As I wrote in my journal at the end of 2019, I reflected on the end of the decade that had irrevocably changed my life with the death of my beloved daughter in 2010. I had also lost my beloved younger sister at the end of the third quarter of 2019, and I did not expect to see my mother live to make it to 2020. In my journal I wrote

I am closing out more than a year and a decade. It seems a chapter is ending. In fact, a book may be ending.
2019 brought so many challenges, losses, disappointments, betrayals, hurts, trials, but it also brought me greater faith, more insights, and new opportunities.
— Personal journal November - December 2019

As I thought of my mother’s impending death, I wrote of hoping to find shalom which would mean a personal sense of peace and wholeness as I went into the last years of my life without my mother and without my sister.

I had begun 2019 with the word justice as the word to inform and direct my year. I decided that justice rightly flowed into the word shalom because you really can’t have one without the other. That is when that disruptive word winnow showed up in my mind and in my writing.

Shalom - peace, wholeness. Be a peacemaker not a peacekeeper. I am praying for a preparing for a winnowing. That is scary. Am I ready for that? A great sifting - who would pray for that?
But, if shalom is to reached, if justice is to be accomplished, then there must be a great winnowing, a great sifting.
I can endure such a great sifting if comes from the hand of Jesus, the winnower, the One who separates the wheat from the chaff.
It is coming. It is inevitable. I pray I can stand firm.
— Personal journal - December 31, 2019

As I reflect back on those words I chose for 2020, and as I reflect back upon my thoughts as I headed into 2020, I am amazed.

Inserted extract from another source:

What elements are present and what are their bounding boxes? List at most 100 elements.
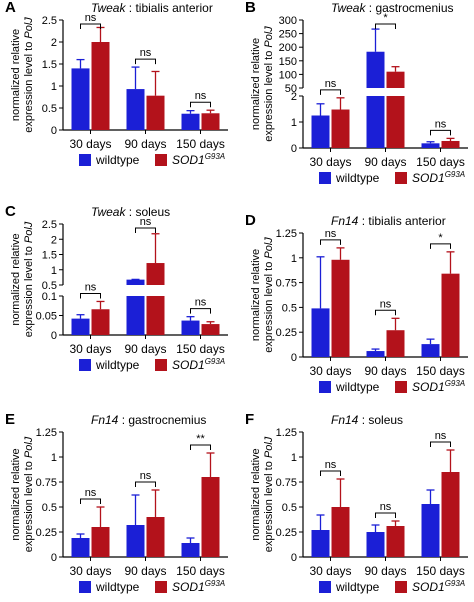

What has this year been if it has not been a year of many of us seeking, praying for, working for shalom and justice? It turns out that 2020, has also been a year of the great winnowing. I don’t think the sifting if over yet.

I began 2020 hoping for a new beginning. I did not know that our entire nation would see changes that would shake us to the very core.

There is so much unknown about how this year will end. There is much uncertainty. The beginning of the fourth quarter of this year, is not to be compared a football game yet, how this year ends will be reflected on score boards that record just how many of our fellow Americans we have lost to a virus we knew nothing about at the end of 2019.

I’m not going to grade this year, or the way I have reacted or responded to it. Instead, I will again reflect upon the words that were the focus for my year. I pray for shalom.

I recognize that this truly has been a year of winnowing. I pray that we all can “separate and distinguish” falsehood from truth,” that we will able to think critically and sift through all of the many messages that we receive daily and stand for and stand firm in truth. I pray that as the wheat is sifted from the chaff, we will end the year and find that the impurities that keep us from living together in peace and love will have been blown away.

As I head into these last months of 2020 pray I will remember these words

...but God is the strength of my heart and my reward forever.
— Psalm 73:26b

I really know of no other way to go through such days as we might have before us. Stand firm. Endure. May we all find and live in peace. Shalom.